I suppose I have to fall under that catagory of 'balancers' then.. I am very much in control in all aspects of daily life, making sure everyone eats, gets what they need, the house is properly taken care of, stocked.. my classes, my work, my hobbies.

But when it comes to a sexual relationship, I am very uncomfortable being at all in control. I hate it... don't know what to do, just plain feel stupid. :D In all ways, when it is in that particular aspect, I am submissive. So while I identify myself as a sub, to people's 'subdar' I would probably feel rather Dominant.

But then again, I always was a pain in the ass.

My SO, on the other hand, seems very quiet and introspective, not easy with meeting people, more introverted, gives in to what I say and looks to me for decisions. But in our personal time, he is very good at being dominating.

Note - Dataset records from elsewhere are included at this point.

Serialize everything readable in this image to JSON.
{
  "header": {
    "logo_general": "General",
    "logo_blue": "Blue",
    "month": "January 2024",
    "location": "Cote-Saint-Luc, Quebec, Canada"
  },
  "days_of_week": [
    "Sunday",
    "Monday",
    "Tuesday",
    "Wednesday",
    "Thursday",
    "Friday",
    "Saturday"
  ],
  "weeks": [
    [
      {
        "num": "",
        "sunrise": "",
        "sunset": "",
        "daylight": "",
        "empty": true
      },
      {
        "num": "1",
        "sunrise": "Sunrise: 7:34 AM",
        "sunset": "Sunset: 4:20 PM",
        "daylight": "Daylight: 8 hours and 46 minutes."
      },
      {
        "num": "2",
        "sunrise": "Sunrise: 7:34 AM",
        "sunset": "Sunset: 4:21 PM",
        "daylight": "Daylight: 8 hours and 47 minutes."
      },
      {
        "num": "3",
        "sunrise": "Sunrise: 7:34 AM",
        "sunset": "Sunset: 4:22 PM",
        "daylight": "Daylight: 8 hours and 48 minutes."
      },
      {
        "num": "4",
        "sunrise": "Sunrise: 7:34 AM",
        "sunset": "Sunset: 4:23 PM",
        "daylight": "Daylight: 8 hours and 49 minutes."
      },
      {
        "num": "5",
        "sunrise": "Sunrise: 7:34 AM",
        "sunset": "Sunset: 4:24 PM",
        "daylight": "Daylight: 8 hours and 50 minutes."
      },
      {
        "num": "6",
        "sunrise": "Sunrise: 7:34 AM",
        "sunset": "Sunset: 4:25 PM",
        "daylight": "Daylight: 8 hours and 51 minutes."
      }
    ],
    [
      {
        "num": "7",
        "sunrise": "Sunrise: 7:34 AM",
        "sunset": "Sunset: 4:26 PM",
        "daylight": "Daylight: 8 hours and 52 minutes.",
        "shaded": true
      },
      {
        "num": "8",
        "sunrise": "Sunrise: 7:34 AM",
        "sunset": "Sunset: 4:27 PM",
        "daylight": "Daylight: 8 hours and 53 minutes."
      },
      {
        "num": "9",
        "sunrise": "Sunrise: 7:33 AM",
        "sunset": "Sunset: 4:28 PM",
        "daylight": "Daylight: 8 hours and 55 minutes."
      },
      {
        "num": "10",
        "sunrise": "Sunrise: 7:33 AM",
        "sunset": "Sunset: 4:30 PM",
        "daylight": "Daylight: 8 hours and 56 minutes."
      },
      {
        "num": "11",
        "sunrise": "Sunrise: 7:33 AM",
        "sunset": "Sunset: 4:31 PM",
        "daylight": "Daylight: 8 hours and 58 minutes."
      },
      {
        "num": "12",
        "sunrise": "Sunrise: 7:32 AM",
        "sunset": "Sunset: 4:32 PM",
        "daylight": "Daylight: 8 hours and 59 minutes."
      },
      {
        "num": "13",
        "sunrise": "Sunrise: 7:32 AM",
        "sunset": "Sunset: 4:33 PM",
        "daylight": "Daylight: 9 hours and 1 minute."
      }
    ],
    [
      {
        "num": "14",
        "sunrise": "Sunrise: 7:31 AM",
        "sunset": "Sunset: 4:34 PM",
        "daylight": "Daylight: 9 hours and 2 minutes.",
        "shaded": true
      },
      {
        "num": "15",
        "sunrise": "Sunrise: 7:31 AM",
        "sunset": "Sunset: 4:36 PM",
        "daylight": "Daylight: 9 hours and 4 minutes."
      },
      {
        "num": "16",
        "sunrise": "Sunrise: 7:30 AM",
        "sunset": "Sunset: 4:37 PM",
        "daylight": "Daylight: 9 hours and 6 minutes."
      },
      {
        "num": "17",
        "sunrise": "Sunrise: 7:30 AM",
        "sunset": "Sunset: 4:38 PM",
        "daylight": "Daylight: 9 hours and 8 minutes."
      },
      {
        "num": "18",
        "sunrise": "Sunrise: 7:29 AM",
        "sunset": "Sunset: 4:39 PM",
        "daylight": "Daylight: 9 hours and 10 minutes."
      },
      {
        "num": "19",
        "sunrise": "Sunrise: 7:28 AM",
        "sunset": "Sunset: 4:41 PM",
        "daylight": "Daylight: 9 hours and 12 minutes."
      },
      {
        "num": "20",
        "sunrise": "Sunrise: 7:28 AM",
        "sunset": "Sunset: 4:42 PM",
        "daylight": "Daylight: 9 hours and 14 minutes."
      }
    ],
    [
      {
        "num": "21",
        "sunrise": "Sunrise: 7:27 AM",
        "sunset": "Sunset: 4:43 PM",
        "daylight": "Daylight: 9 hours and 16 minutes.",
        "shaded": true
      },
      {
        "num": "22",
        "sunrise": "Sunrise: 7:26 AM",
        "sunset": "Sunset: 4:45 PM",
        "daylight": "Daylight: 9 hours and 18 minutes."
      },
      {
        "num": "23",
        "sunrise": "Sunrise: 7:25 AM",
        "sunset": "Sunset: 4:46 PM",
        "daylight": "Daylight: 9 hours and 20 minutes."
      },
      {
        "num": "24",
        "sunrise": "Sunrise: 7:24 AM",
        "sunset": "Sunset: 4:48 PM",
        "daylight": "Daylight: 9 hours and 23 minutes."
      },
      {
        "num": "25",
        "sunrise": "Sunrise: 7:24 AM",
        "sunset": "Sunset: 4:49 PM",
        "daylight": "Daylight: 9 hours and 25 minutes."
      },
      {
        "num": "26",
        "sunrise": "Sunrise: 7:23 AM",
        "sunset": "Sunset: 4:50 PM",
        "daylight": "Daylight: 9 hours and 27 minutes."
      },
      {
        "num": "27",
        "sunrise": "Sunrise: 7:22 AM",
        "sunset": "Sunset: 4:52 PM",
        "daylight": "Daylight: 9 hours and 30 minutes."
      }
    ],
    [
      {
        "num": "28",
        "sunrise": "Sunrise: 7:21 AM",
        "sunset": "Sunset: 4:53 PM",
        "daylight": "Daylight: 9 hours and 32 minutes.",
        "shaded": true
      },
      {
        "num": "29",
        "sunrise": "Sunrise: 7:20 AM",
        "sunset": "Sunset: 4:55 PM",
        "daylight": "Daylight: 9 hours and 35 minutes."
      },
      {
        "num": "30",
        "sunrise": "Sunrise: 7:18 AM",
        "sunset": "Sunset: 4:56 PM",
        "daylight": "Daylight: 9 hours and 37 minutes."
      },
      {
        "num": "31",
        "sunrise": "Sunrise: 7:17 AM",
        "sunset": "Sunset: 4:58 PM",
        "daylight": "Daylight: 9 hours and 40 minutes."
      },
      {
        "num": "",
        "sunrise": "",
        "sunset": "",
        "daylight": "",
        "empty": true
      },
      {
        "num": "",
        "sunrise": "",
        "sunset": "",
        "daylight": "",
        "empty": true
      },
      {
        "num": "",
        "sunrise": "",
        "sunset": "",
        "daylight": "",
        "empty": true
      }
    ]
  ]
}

Some of us are sneaky, I think. ;)
 
Originally posted by s'lara

So ... can you tell? Are there "signs" which let us know when someone is Dominant or submissive? Remember, not everyone walks around in the gear so what sends up your spidey-sense when you think someone is of the BDSM persuasion?

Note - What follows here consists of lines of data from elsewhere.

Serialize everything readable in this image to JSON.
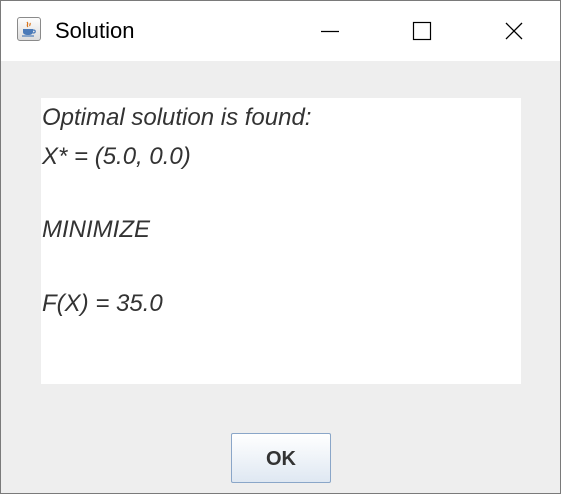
{
  "window": {
    "title": "Solution",
    "icon": "java-cup-icon"
  },
  "controls": {
    "minimize_icon": "minimize-icon",
    "maximize_icon": "maximize-icon",
    "close_icon": "close-icon"
  },
  "message": {
    "line1": "Optimal solution is found:",
    "line2": "X* = (5.0, 0.0)",
    "line3": "MINIMIZE",
    "line4": "F(X) = 35.0"
  },
  "buttons": {
    "ok_label": "OK"
  },
  "colors": {
    "title_bar": "#ffffff",
    "dialog_background": "#eeeeee",
    "text": "#333333",
    "java_cup": "#d8731a"
  }
}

Well, I can easily perceive which women are up for non-vanilla things. The spidey-sense for that is just based on personality and the way they carry themselves. How they laugh at a joke or you can see them making additional connections about innuendos. I sort of get the "partner in crime" vibe from them. I could write pages but it is just a combination of simple observations.

Now....that still leaves two big questions. Does she have any interest in me? And does she have an interest in BDSM? Just because a woman is "open-minded" does not mean she will fit into my neat little box of what I want from prospective submissives.

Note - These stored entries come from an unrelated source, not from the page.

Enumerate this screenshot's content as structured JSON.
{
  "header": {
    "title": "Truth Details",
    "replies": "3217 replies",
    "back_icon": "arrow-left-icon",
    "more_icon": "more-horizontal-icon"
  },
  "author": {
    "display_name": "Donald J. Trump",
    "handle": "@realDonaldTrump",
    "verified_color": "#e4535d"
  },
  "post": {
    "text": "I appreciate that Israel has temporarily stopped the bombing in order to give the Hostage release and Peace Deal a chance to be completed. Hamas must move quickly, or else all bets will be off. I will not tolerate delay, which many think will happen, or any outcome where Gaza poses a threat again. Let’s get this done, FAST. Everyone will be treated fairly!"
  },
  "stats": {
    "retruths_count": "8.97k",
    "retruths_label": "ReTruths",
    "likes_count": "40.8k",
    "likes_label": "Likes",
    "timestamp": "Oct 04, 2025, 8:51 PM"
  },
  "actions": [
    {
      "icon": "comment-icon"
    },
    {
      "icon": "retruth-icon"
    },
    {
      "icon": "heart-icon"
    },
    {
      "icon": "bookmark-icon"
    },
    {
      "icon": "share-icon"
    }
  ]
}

So once I have the first screening, which is mostly reflex, I actually think and use logic for the second stage. I compare their attitudes to what I have personally experienced. The first vanilla/non-vanilla screening is natural while the second screening seems to be based on life experience. Maybe I am not natural enough in my secibd evaluation process. Maybe I am still learning and unsure of myself. Or maybe I will never fully appreciate the submissive mindset and must forever use my crude heuristics?
 
I don't know how much of it is "radar" and how much of it is common sense...I like to joke that deep down, we are all something, even as a switch, often you lean towards one side or the other just a little. Knowing that, I look for distinct character traits that I think make a person one way or the other. then agian, I have been wrong...there was this guy I knew, and he was rather meek, and mild and rather unsure of himself, and all him mannerisms pointed to him being a submissive kind of guy, but he was nice ( not to mentoin drop dead gorgeous), so I said what the hell, and I went out with him, and as soon as we got behind closed doors I suddenly saw a completely different side of him, one that was obviously dom through and through...
 
Dom/Domme or not

People often characterize me as dominant, even knowing I am in the lifestyle. Mainly because I guess I am a balancer by the definition used here. I always just laugh and say it is because I am a Gemini, I keep the two halves seperate lol.

Have met one person that we had that spark of recognition. He knew instantly I was sub and I knew instantly he was a Dom. It was only later, after getting to know each other that we each were able to confirm our initial reactions.